I have a custom model class which is basically a seq2seq network (encoder-decoder).
I have 4 GPUs available and would need to parallelize the training.

Here is the main part of my training file:

model = Model(in_size, num_rnn_units_per_layer, out_size, num_rnn_layers, dropout, embed_size=embed_size)
if (is_cuda): model.cuda()

model = nn.DataParallel(model, dim=0).cuda()

num_gpu = torch.cuda.device_count()

hidden_enc = model.module.encoder.init_hidden(batch_size, num_gpu)
hidden_dec = model.module.decoder.init_hidden(batch_size, num_gpu)

for x, y in train_reader.iter():
    print x.shape # input shape is "bsz x seq_len"
    output, hidden_enc, hidden_dec = model(x, hidden_enc, hidden_dec)
    print output.shape # output shape is "bsz/num_gpu x seq_len"

Where init_hidden is a function which initializes the hidden layer of the encoder/decoder:

def init_hidden(self, bsz, num_gpu):
    bsz /= num_gpu
    return Variable(torch.randn(2 * self.n_layers, bsz, self.hidden_size)).cuda()

As mentioned in the comments of the training file, what happens is:
After a forward call of the model, on the correct input, I get partial output.
Like, let input shape be bsz x seq_len ; my output shape is: bsz/num_gpu x seq_len

I can say the num_gpu division because I’ve tried allocating different number of GPUs to the training, and it all generalizes to this. (Works fine with 1 GPU, of course).

Any help on this is much appreciated! :smiley:

How did you get output?
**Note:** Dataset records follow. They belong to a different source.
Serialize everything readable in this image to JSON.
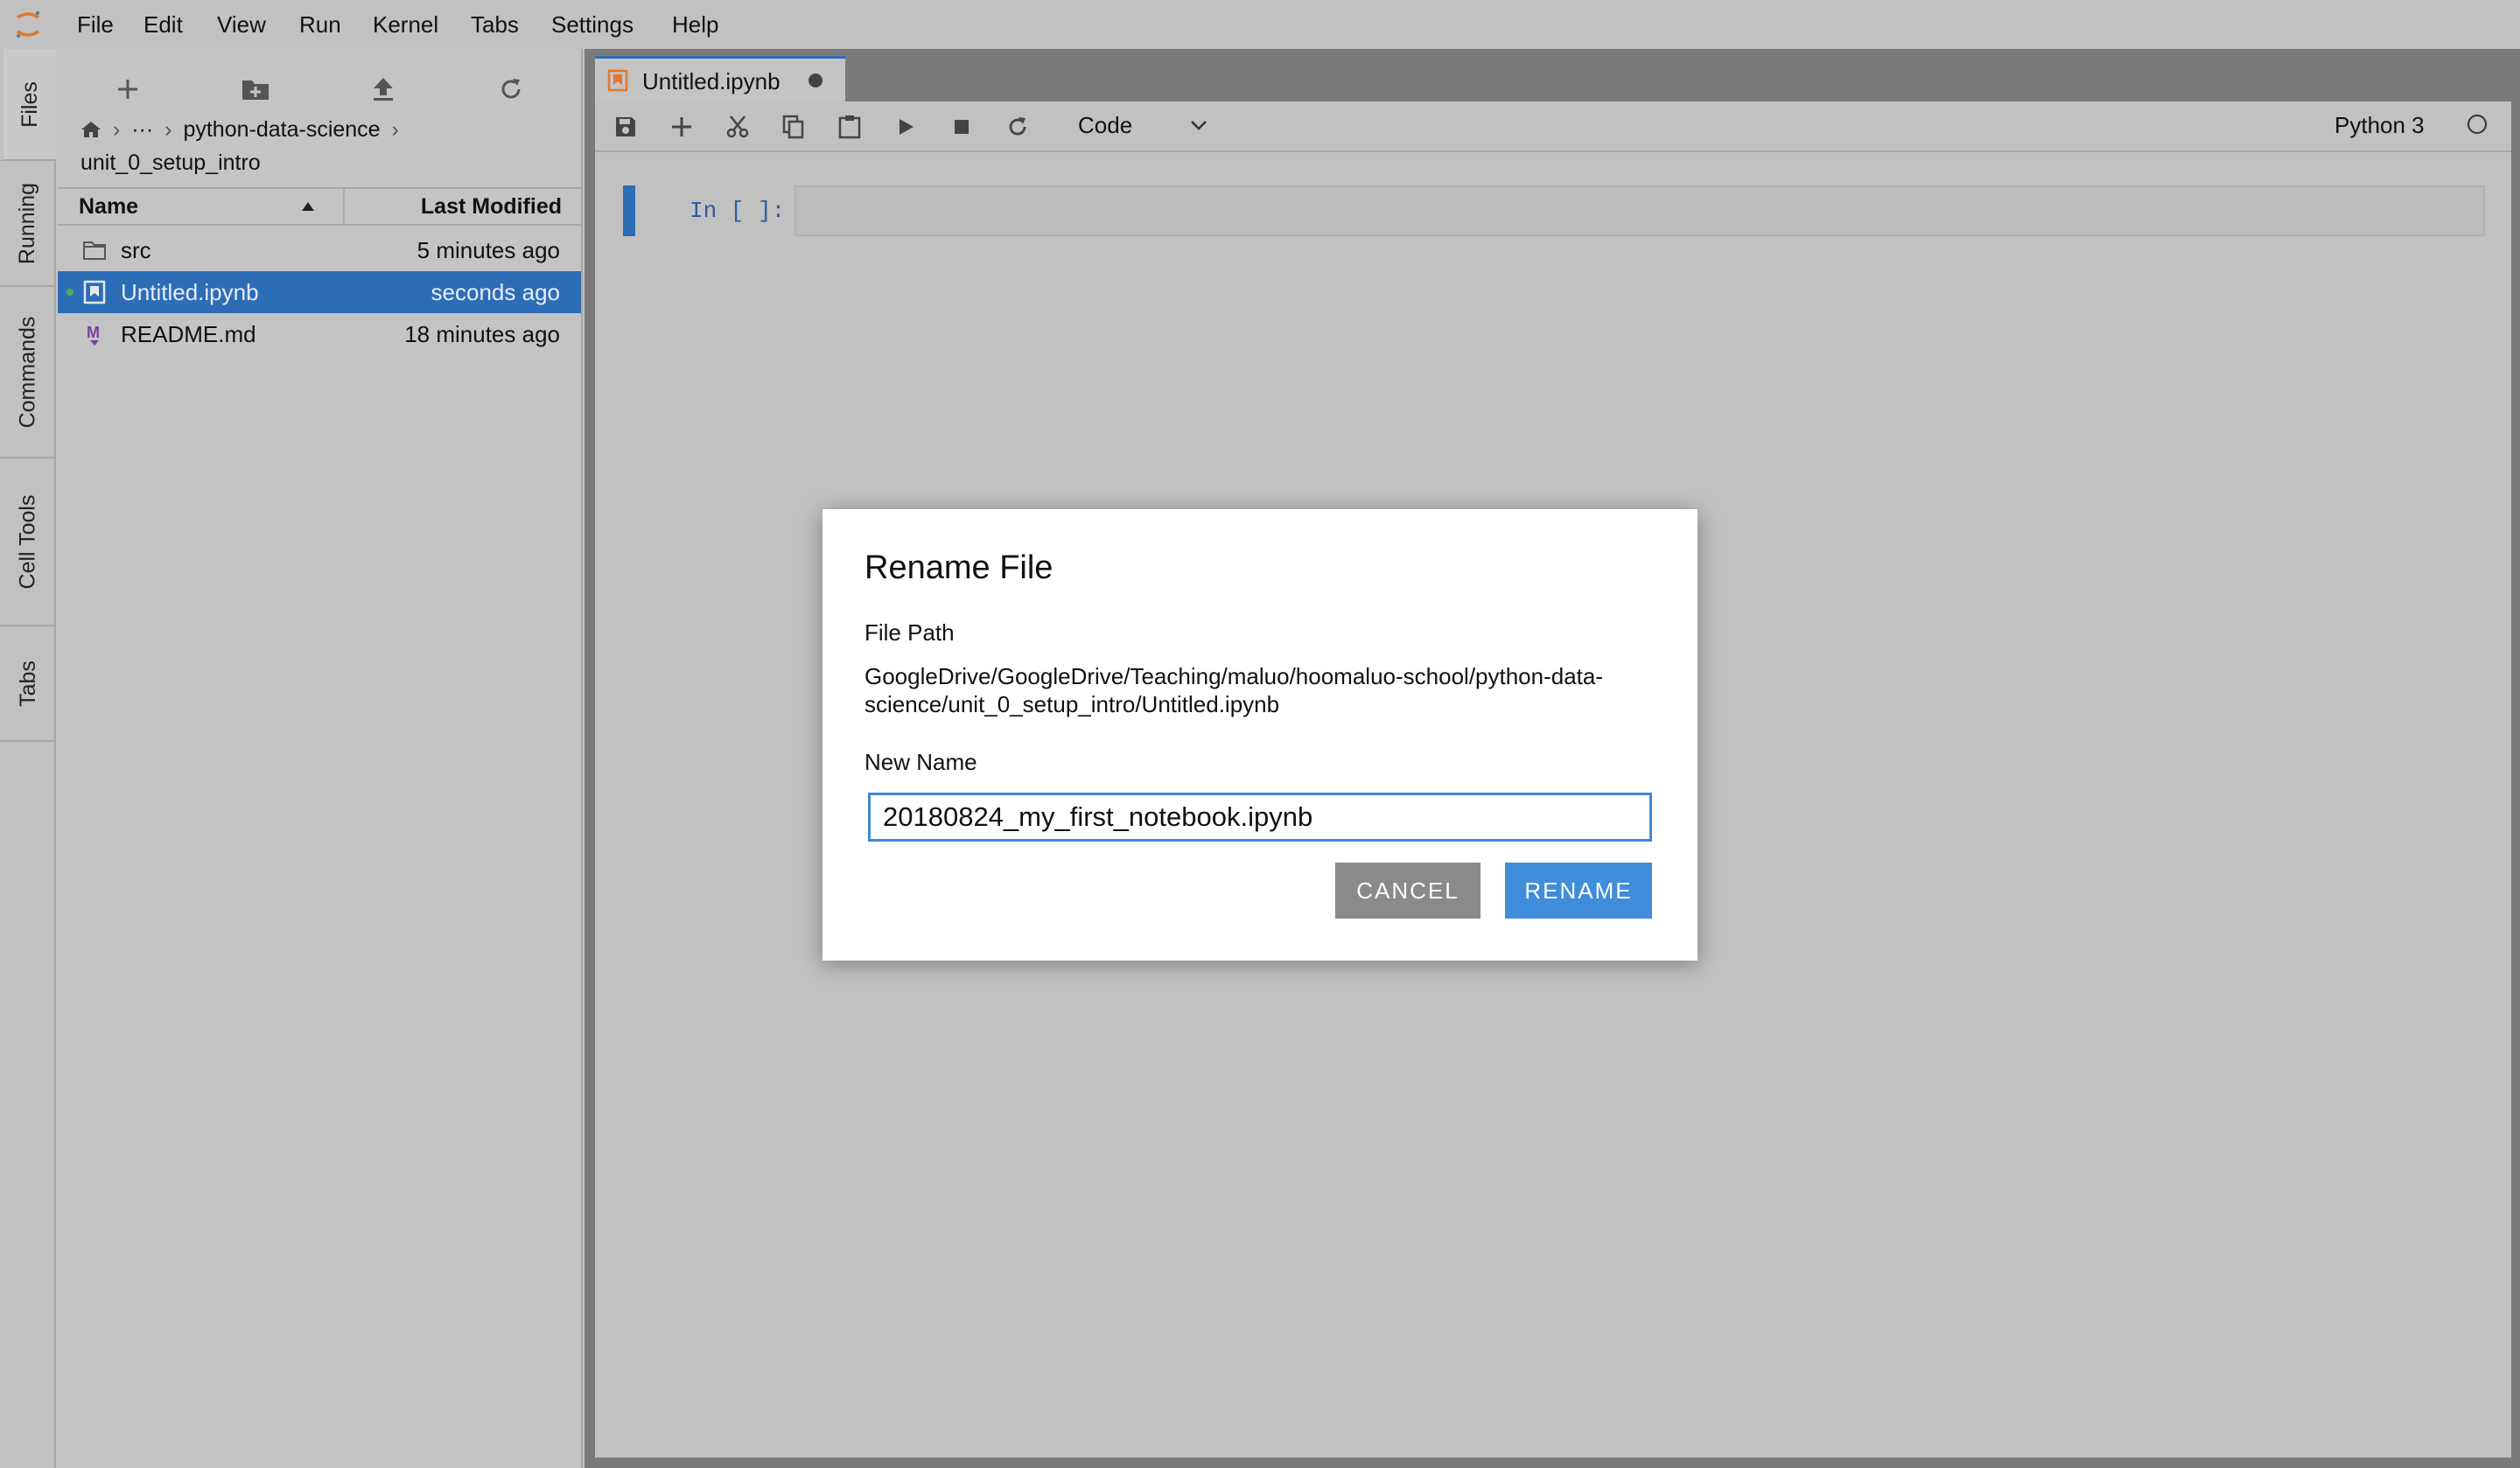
{
  "menubar": {
    "items": [
      "File",
      "Edit",
      "View",
      "Run",
      "Kernel",
      "Tabs",
      "Settings",
      "Help"
    ],
    "logo_icon": "jupyter-logo-icon"
  },
  "left_tabs": [
    "Files",
    "Running",
    "Commands",
    "Cell Tools",
    "Tabs"
  ],
  "file_browser": {
    "toolbar_icons": [
      "new-launcher-icon",
      "new-folder-icon",
      "upload-icon",
      "refresh-icon"
    ],
    "breadcrumb": {
      "home_icon": "home-icon",
      "ellipsis": "···",
      "folder": "python-data-science",
      "current": "unit_0_setup_intro"
    },
    "columns": {
      "name": "Name",
      "modified": "Last Modified"
    },
    "files": [
      {
        "name": "src",
        "modified": "5 minutes ago",
        "icon": "folder-icon"
      },
      {
        "name": "Untitled.ipynb",
        "modified": "seconds ago",
        "icon": "notebook-icon"
      },
      {
        "name": "README.md",
        "modified": "18 minutes ago",
        "icon": "markdown-icon"
      }
    ]
  },
  "notebook": {
    "tab_title": "Untitled.ipynb",
    "cell_type": "Code",
    "kernel": "Python 3",
    "prompt": "In [ ]:"
  },
  "dialog": {
    "title": "Rename File",
    "path_label": "File Path",
    "path_line1": "GoogleDrive/GoogleDrive/Teaching/maluo/hoomaluo-school/python-data-",
    "path_line2": "science/unit_0_setup_intro/Untitled.ipynb",
    "name_label": "New Name",
    "name_value": "20180824_my_first_notebook.ipynb",
    "cancel": "CANCEL",
    "rename": "RENAME"
  },
  "colors": {
    "accent": "#2d6db8",
    "rename_button": "#3f8ddb",
    "cancel_button": "#8a8a8a",
    "jupyter_orange": "#e4772b"
  }
}
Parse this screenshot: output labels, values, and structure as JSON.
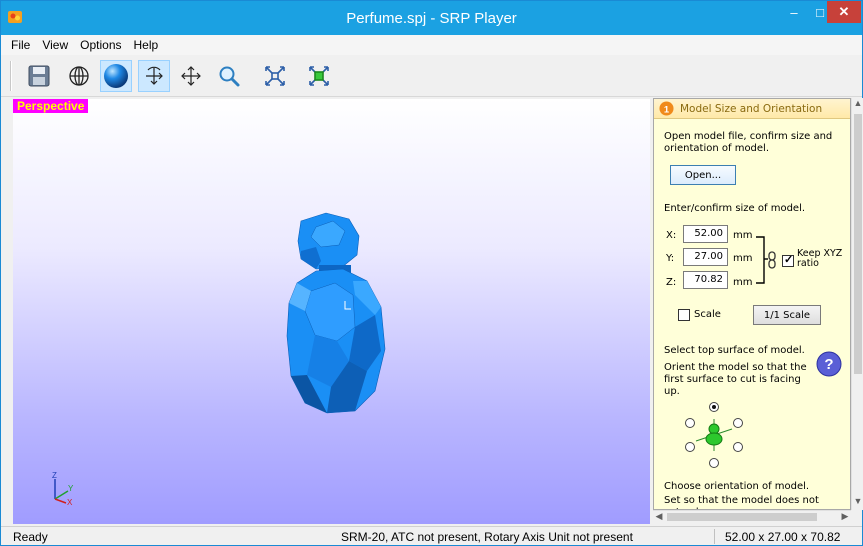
{
  "window": {
    "title": "Perfume.spj - SRP Player"
  },
  "window_controls": {
    "minimize": "–",
    "maximize": "□",
    "close": "✕"
  },
  "menu": [
    "File",
    "View",
    "Options",
    "Help"
  ],
  "toolbar": {
    "buttons": [
      {
        "name": "save",
        "icon": "floppy-disk-icon",
        "active": false
      },
      {
        "name": "wireframe",
        "icon": "globe-wireframe-icon",
        "active": false
      },
      {
        "name": "shaded",
        "icon": "shaded-sphere-icon",
        "active": true
      },
      {
        "name": "rotate",
        "icon": "rotate-arrows-icon",
        "active": true
      },
      {
        "name": "pan",
        "icon": "move-arrows-icon",
        "active": false
      },
      {
        "name": "zoom",
        "icon": "magnifier-icon",
        "active": false
      },
      {
        "name": "fit",
        "icon": "fit-to-window-icon",
        "active": false
      },
      {
        "name": "model-fit",
        "icon": "model-fit-icon",
        "active": false
      }
    ]
  },
  "viewport": {
    "label": "Perspective",
    "axis_labels": {
      "z": "Z",
      "y": "Y",
      "x": "X"
    }
  },
  "panel": {
    "header_title": "Model Size and Orientation",
    "open_instructions": "Open model file, confirm size and orientation of model.",
    "open_button": "Open...",
    "size_instructions": "Enter/confirm size of model.",
    "size": {
      "x_label": "X:",
      "x_value": "52.00",
      "y_label": "Y:",
      "y_value": "27.00",
      "z_label": "Z:",
      "z_value": "70.82",
      "unit": "mm"
    },
    "keep_ratio_label": "Keep XYZ ratio",
    "keep_ratio_checked": true,
    "scale_label": "Scale",
    "scale_checked": false,
    "one_to_one_button": "1/1 Scale",
    "top_surface_title": "Select top surface of model.",
    "top_surface_instructions": "Orient the model so that the first surface to cut is facing up.",
    "orientation_title": "Choose orientation of model.",
    "orientation_instructions": "Set so that the model does not extend"
  },
  "status": {
    "left": "Ready",
    "machine": "SRM-20, ATC not present, Rotary Axis Unit not present",
    "size": "52.00 x 27.00 x 70.82"
  },
  "colors": {
    "titlebar": "#1ba1e2",
    "close_button": "#c7413a",
    "perspective_label_bg": "#ff00ff",
    "perspective_label_fg": "#ffff00",
    "model": "#1e90ff",
    "panel_bg": "#ffffd9"
  }
}
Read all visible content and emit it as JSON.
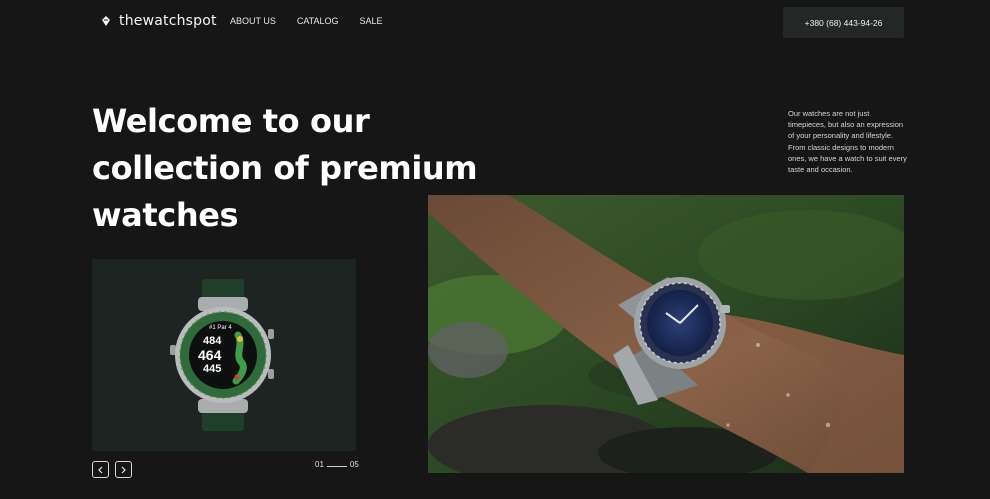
{
  "header": {
    "logo_text": "thewatchspot",
    "nav": [
      "ABOUT US",
      "CATALOG",
      "SALE"
    ],
    "phone": "+380 (68) 443-94-26"
  },
  "hero": {
    "title": "Welcome to our collection of premium watches",
    "description": "Our watches are not just timepieces, but also an expression of your personality and lifestyle. From classic designs to modern ones, we have a watch to suit every taste and occasion."
  },
  "slider": {
    "current": "01",
    "total": "05",
    "watch_face": {
      "hole": "#1 Par 4",
      "values": [
        "484",
        "464",
        "445"
      ]
    }
  },
  "colors": {
    "background": "#161616",
    "card_background": "#1d2523",
    "phone_button": "#232826",
    "bezel_green": "#2f6b3a"
  }
}
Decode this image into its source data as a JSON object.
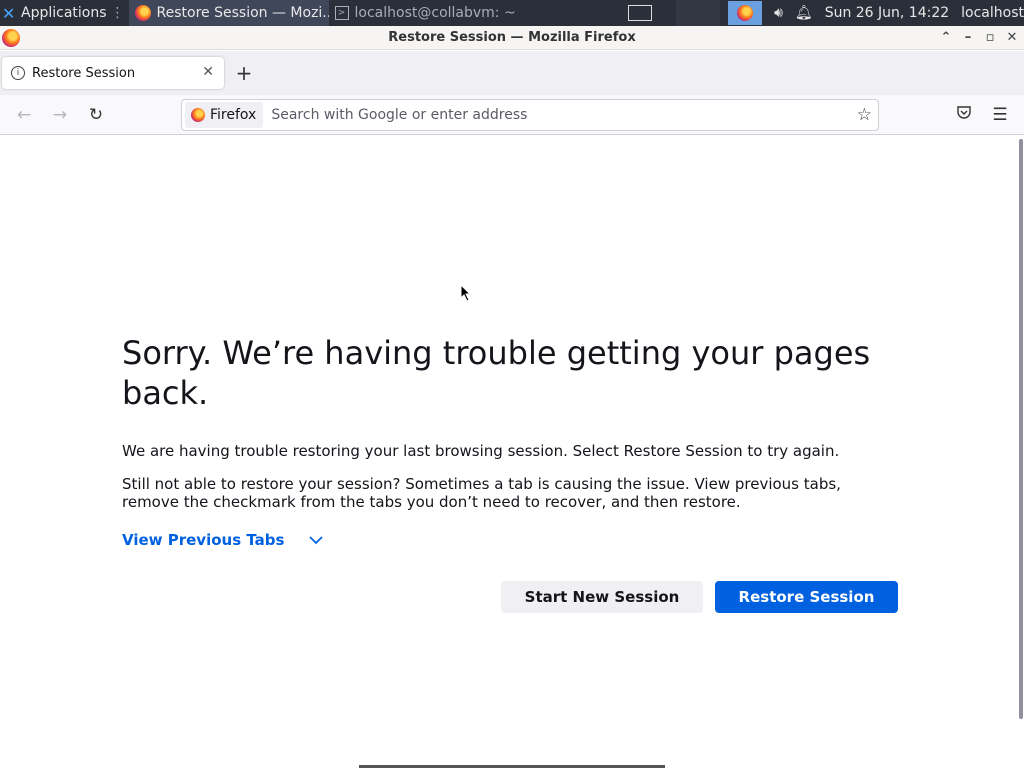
{
  "taskbar": {
    "applications_label": "Applications",
    "tasks": [
      {
        "label": "Restore Session — Mozi...",
        "icon": "firefox-icon",
        "active": true
      },
      {
        "label": "localhost@collabvm: ~",
        "icon": "terminal-icon",
        "active": false
      }
    ],
    "clock": "Sun 26 Jun, 14:22",
    "hostname": "localhost"
  },
  "window": {
    "title": "Restore Session — Mozilla Firefox"
  },
  "tabs": [
    {
      "label": "Restore Session",
      "icon": "info-icon"
    }
  ],
  "navbar": {
    "identity_label": "Firefox",
    "url_placeholder": "Search with Google or enter address"
  },
  "page": {
    "heading": "Sorry. We’re having trouble getting your pages back.",
    "para1": "We are having trouble restoring your last browsing session. Select Restore Session to try again.",
    "para2": "Still not able to restore your session? Sometimes a tab is causing the issue. View previous tabs, remove the checkmark from the tabs you don’t need to recover, and then restore.",
    "view_tabs_label": "View Previous Tabs",
    "start_new_label": "Start New Session",
    "restore_label": "Restore Session"
  },
  "colors": {
    "accent": "#0061e0",
    "taskbar_bg": "#2b2f3a"
  }
}
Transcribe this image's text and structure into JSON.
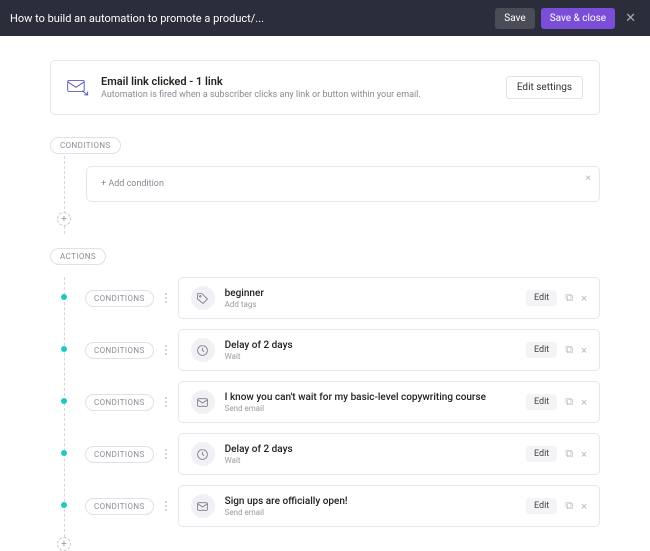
{
  "header": {
    "title": "How to build an automation to promote a product/...",
    "save": "Save",
    "save_close": "Save & close"
  },
  "trigger": {
    "title": "Email link clicked - 1 link",
    "desc": "Automation is fired when a subscriber clicks any link or button within your email.",
    "edit": "Edit settings"
  },
  "conditions": {
    "label": "CONDITIONS",
    "add": "+ Add condition"
  },
  "actions": {
    "label": "ACTIONS",
    "cond_pill": "Conditions",
    "edit": "Edit",
    "items": [
      {
        "title": "beginner",
        "sub": "Add tags",
        "icon": "tag"
      },
      {
        "title": "Delay of 2 days",
        "sub": "Wait",
        "icon": "clock"
      },
      {
        "title": "I know you can't wait for my basic-level copywriting course",
        "sub": "Send email",
        "icon": "mail"
      },
      {
        "title": "Delay of 2 days",
        "sub": "Wait",
        "icon": "clock"
      },
      {
        "title": "Sign ups are officially open!",
        "sub": "Send email",
        "icon": "mail"
      }
    ]
  }
}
It’s not clear how it’s generated from this code.

@richard , Sorry for the typo in the provided code, the line should be this:

output, hidden_enc, hidden_dec = model(x, hidden_enc, hidden_dec)

I’ll update the line in the provided code snippet.

Also, I was able to get past the issue by making the forward pass of model taking only one argument i.e “x” and nothing else (in my provided code, removing both “hidden_enc” and “hidden_dec”) to make DataParallel return output of the correct dimensions.

Maybe this can be fixed (first reproduced :stuck_out_tongue:) in the upcoming versions of pytorch.